A. J. Wood

Personal information
- Full name: Anthony J. Wood
- Date of birth: August 17, 1973 (age 53)
- Place of birth: Pittsburgh, Pennsylvania, United States
- Height: 6 ft 2 in (1.88 m)
- Position: Forward

College career
- Years: Team / Apps / (Gls)
- 1991–1994: Virginia Cavaliers

Senior career*
- Years: Team / Apps / (Gls)
- 1996–1997: MetroStars / 36 / (7)
- 1997: Columbus Crew / 19 / (4)
- 1998–2001: D.C. United / 74 / (14)
- 1998: → MLS Pro 40 (loan) / 1 / (0)

International career
- United States U16
- 1994–1996: United States U23

= A. J. Wood =

American soccer player (born 1973)

Anthony "A. J." Wood (born August 17, 1973, in Pittsburgh, Pennsylvania) is an American former professional soccer player who played as a forward. Wood played six seasons in Major League Soccer. He was a member of the United States U-16 men's national soccer team at the 1989 FIFA U-16 World Championship and also played for the U.S. at the 1996 Summer Olympics

==Youth==
Wood grew up in the Washington, D.C. area where he attended high school at the parochial Georgetown Preparatory School. He was a forward on the boys soccer team and was the city high school player of the year in 1990. In 1991, he entered the University of Virginia where he played as a forward on the men's soccer team until 1994. Although never selected as a first or second team All American, he was named the 1994 SoccerAmerica Player of the Year. The Cavaliers won the NCAA championship each of the four years Wood played. He also holds the NCAA tournament record of 13 goals.

==International==
In 1989, he was a member of the U.S. U-16 national team at the U-16 World Cup. While the U.S. went 1–1–1 and failed to make the second round, it did defeat Brazil, making it the first U.S. team to do so.
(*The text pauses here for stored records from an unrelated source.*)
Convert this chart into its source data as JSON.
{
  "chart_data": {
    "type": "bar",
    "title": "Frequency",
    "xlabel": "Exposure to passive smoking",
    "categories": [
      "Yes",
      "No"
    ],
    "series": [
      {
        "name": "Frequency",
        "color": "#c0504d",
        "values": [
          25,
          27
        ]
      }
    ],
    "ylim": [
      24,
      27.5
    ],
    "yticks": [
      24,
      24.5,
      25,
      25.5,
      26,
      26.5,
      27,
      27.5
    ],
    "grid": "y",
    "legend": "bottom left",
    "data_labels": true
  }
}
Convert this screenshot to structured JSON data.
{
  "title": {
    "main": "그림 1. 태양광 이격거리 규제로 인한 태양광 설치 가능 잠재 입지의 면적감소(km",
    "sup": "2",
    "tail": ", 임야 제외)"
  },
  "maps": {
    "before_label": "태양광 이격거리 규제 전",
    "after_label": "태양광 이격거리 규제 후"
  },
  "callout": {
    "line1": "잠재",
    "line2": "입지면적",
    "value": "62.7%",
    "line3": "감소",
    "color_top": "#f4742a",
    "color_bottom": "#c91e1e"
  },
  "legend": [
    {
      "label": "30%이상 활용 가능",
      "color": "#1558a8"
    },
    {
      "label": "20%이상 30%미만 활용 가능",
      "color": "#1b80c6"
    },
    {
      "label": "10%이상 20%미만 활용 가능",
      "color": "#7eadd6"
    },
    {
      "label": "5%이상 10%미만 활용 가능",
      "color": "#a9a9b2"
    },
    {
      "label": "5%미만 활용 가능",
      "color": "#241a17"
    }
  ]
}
Beginning in 1994, Wood became a regular on the United States U-23 men's national soccer team as it prepared for the 1996 Summer Olympics. In 1995, he was a member of the U.S. team which went 0–3 at the Pan American Games. Then in 1996, Wood was part of the U.S. Olympic team and saw time in all three games as the U.S. went 1–1–1 and failed to make the second round.

==Professional==
In 1996, the MetroStars of Major League Soccer (MLS) selected Wood in the 5th round (49th overall) of the 1996 MLS Inaugural Player Draft. This was the league's first draft and the team's began their first season of operation in 1996. Wood spent the 1996 season and thirteen games in 1997 with the MetroStars before being traded to the Columbus Crew for Brian Bliss. At the end of the season, MLS expanded to two cities, Miami and Chicago. In order to build the new teams, MLS held an expansion draft. The Crew did not protect Wood and as a result, on November 6, 1997, the Chicago Fire took him with the 21st selection of the 1997 MLS Expansion Draft. However, Wood never played for the Fire as of January 6, 1998, the team traded him to D.C. United for Jesse Marsch and an exchange of draft picks. On February 5, 2001, Wood was traded to the Kansas City Wizards for a third round draft pick, but was acquired back on May 9 after being waived. On January 16, 2002, Wood retired from playing professional soccer. Since his retirement, he has become active in coaching youth soccer and holds a position with D.C. United as a youth development coach.